Je ne suis pas étonnée du contenu de ce guide, il est fidèle avec la conduite sanitaire de la crise du Covid-19 par le gouvernement, où, légitimement la dimension médicale a cadré l’ensemble des décisions publiques. Le guide livre donc des consignes au service de la protection sanitaire des enfants, des familles et des professionnels. La question est que l’application de certaines des consignes sanitaires sont contradictoires avec une autre priorité incontournable à savoir les besoins développementaux du jeune enfant. Il y a un équilibre à trouver entre la protection de la santé sanitaire et la protection de la santé mentale des tout-petits, présente et future. Le guide d’ailleurs tente de ménager quelques interstices de souplesse. Les professionnels doivent s’en saisir pour travailler en personnalisant, et au cas par cas.
Comprenez - vous qu’il puisse déstabiliser les professionnels de l’accueil collectif comme de l’accueil individuel ?
Oui, car la décision de déconfinement a laissé espérer un recul d’un mode de pensée urgentiste basé sur la peur. Et puis on ne peut pas prendre le risque de maintenir trop longtemps toute une génération de bébés dans un bain d’anxiété relationnelle familiale et collective. Ces dernières années, les instances politiques ont pris conscience et connaissance des enjeux de la première enfance, et du fait que les modes d’accueils doivent répondre aux besoins affectifs, éducatifs et sociaux des enfants en soignant la qualité des liens avec les familles. Tous les champs des connaissances concernés, et les synthèses internationales disent la même chose : l’intelligence professionnelle des modes d’accueils réside en un équilibre entre la santé, l’éveil, la sécurisation et la liberté des tout petits. D’ailleurs dans ce guide on voit que l’administration a essayé de prendre en compte qu’après deux mois d’absence, les enfants aient besoin de retrouver leurs repères de lieux, de liens, de rythmes. Mais ça se télescope avec les consignes de port du masque, de distanciations sociales, séparation des enfants, gestion des locaux collectifs et de l’habitation des assistants maternels... C’est le bazar. Heureusement un peu partout on invente des solutions qui ménagent dans ce cadre réglementaire, de subtiles précautions humanistes.

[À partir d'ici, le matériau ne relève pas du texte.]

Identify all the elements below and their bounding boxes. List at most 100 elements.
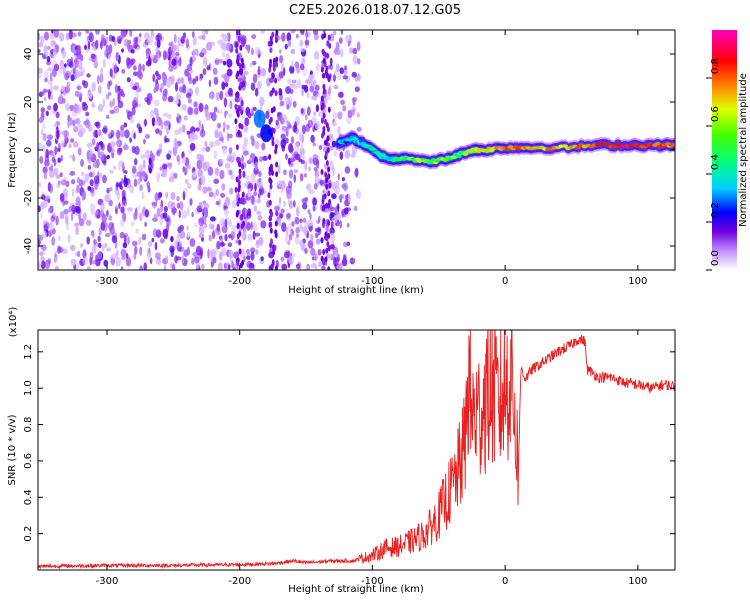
noise-speck bbox=[100, 202, 105, 212]
noise-speck bbox=[300, 63, 305, 71]
noise-stripe bbox=[275, 30, 279, 36]
noise-speck bbox=[310, 134, 315, 143]
noise-speck bbox=[278, 71, 284, 79]
noise-speck bbox=[335, 180, 340, 189]
colorbar-tick-label: 0.6 bbox=[710, 106, 721, 122]
snr-line bbox=[38, 330, 675, 570]
noise-speck bbox=[95, 30, 100, 35]
noise-speck bbox=[304, 197, 308, 202]
noise-stripe bbox=[327, 266, 331, 270]
noise-speck bbox=[145, 134, 150, 139]
x-tick-label: 0 bbox=[502, 276, 508, 287]
noise-speck bbox=[259, 96, 265, 106]
noise-speck bbox=[299, 218, 303, 224]
noise-speck bbox=[246, 255, 251, 260]
noise-stripe bbox=[240, 68, 243, 75]
noise-speck bbox=[118, 38, 122, 45]
noise-speck bbox=[193, 256, 200, 264]
colorbar-gradient bbox=[712, 30, 737, 270]
noise-speck bbox=[192, 252, 198, 257]
noise-speck bbox=[160, 82, 165, 89]
noise-speck bbox=[113, 165, 117, 170]
noise-stripe bbox=[320, 95, 324, 102]
noise-speck bbox=[307, 240, 314, 249]
noise-stripe bbox=[236, 260, 240, 267]
noise-speck bbox=[159, 87, 163, 93]
noise-speck bbox=[202, 207, 208, 215]
noise-stripe bbox=[236, 200, 240, 207]
noise-speck bbox=[259, 236, 264, 245]
noise-speck bbox=[254, 46, 261, 56]
noise-speck bbox=[251, 34, 257, 40]
noise-speck bbox=[147, 186, 151, 193]
noise-speck bbox=[113, 105, 120, 114]
noise-speck bbox=[291, 79, 297, 84]
noise-speck bbox=[151, 32, 155, 38]
noise-speck bbox=[283, 169, 287, 176]
noise-speck bbox=[329, 160, 334, 170]
noise-speck bbox=[118, 202, 121, 210]
noise-speck bbox=[51, 236, 56, 246]
noise-speck bbox=[98, 242, 102, 249]
noise-speck bbox=[43, 44, 48, 54]
noise-speck bbox=[133, 178, 138, 187]
noise-speck bbox=[339, 67, 345, 75]
noise-speck bbox=[302, 202, 308, 210]
noise-speck bbox=[315, 175, 319, 186]
noise-speck bbox=[164, 125, 170, 131]
noise-speck bbox=[160, 238, 165, 244]
noise-stripe bbox=[268, 177, 272, 183]
noise-speck bbox=[243, 70, 249, 76]
noise-speck bbox=[287, 78, 292, 85]
noise-speck bbox=[336, 73, 342, 80]
noise-speck bbox=[84, 44, 87, 51]
noise-speck bbox=[220, 193, 226, 198]
noise-speck bbox=[319, 179, 324, 186]
noise-speck bbox=[106, 209, 109, 217]
track-core bbox=[575, 146, 582, 150]
noise-speck bbox=[65, 216, 69, 226]
noise-speck bbox=[310, 233, 314, 242]
noise-stripe bbox=[240, 109, 244, 116]
noise-speck bbox=[129, 30, 133, 37]
noise-speck bbox=[224, 110, 228, 116]
noise-speck bbox=[123, 177, 128, 188]
noise-speck bbox=[255, 249, 259, 255]
noise-speck bbox=[107, 193, 112, 200]
noise-speck bbox=[108, 199, 113, 207]
noise-speck bbox=[335, 212, 342, 221]
noise-stripe bbox=[269, 116, 273, 123]
noise-speck bbox=[229, 256, 233, 267]
noise-speck bbox=[39, 35, 45, 45]
noise-speck bbox=[140, 154, 146, 159]
noise-speck bbox=[120, 248, 127, 257]
noise-stripe bbox=[237, 183, 241, 190]
noise-speck bbox=[340, 99, 345, 106]
noise-speck bbox=[308, 80, 315, 86]
noise-speck bbox=[163, 264, 167, 270]
noise-speck bbox=[294, 153, 301, 161]
noise-speck bbox=[289, 145, 294, 154]
noise-speck bbox=[354, 167, 359, 177]
noise-speck bbox=[257, 65, 261, 76]
noise-speck bbox=[171, 50, 176, 60]
noise-speck bbox=[178, 127, 184, 132]
noise-speck bbox=[198, 119, 202, 129]
noise-stripe bbox=[322, 83, 326, 90]
noise-speck bbox=[47, 134, 53, 141]
noise-speck bbox=[224, 162, 231, 169]
noise-speck bbox=[206, 65, 210, 71]
noise-speck bbox=[286, 212, 291, 219]
noise-speck bbox=[143, 138, 146, 145]
noise-speck bbox=[85, 111, 90, 117]
noise-speck bbox=[197, 168, 203, 178]
noise-speck bbox=[254, 232, 261, 237]
noise-speck bbox=[133, 132, 136, 140]
noise-stripe bbox=[274, 265, 278, 270]
noise-stripe bbox=[269, 227, 273, 234]
noise-speck bbox=[123, 39, 130, 47]
noise-speck bbox=[302, 217, 307, 223]
noise-stripe bbox=[236, 233, 240, 240]
noise-speck bbox=[119, 231, 125, 239]
noise-stripe bbox=[237, 35, 241, 42]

Craignez-vous comme beaucoup un retour à l’hygiénisme des années 60-70 ?
C’est un risque. D’autant que ça servirait le fantasme fou d’un monde aseptisé où nos enfants seraient à l’abri de tout. On a mis 50 ans à faire sortir les modes d’accueil des ravages carentiels des conduites hygiénistes pour en faire des espaces de vie, d’ouverture, de culture. On ne peut pas au nom de l’angoisse collective suscitée par la pandémie, faire régresser les modes d’accueil dans la froideur des pouponnières sanitaires des années 60, des crèches qui laissaient les parents sur le pas de la porte et les lavaient à l’entrée. Il y a un consensus mondial sur les bonnes conditions dans lesquelles on doit accueillir un jeune enfant pour qu’il ne soit pas abîmé par un mode d’accueil non familial.
Je mesure mes mots, mais je considère que c’est justement parce qu’il y a danger qu’il doit y avoir un partage éclairé du courage entre les instances politiques, les services et les familles. Souvenons-nous que le Ministère a édité un texte-cadre national pour l’accueil du jeune enfant et a déclaré les modes d’accueil comme outil prioritaire de prévention et d’égalité des chances pour l’avenir des enfants. C’est dans la stratégie nationale de lutte contre la pauvreté. Ça s’appelle la qualité de l’accueil, c’est un projet de société et une digue qui protège.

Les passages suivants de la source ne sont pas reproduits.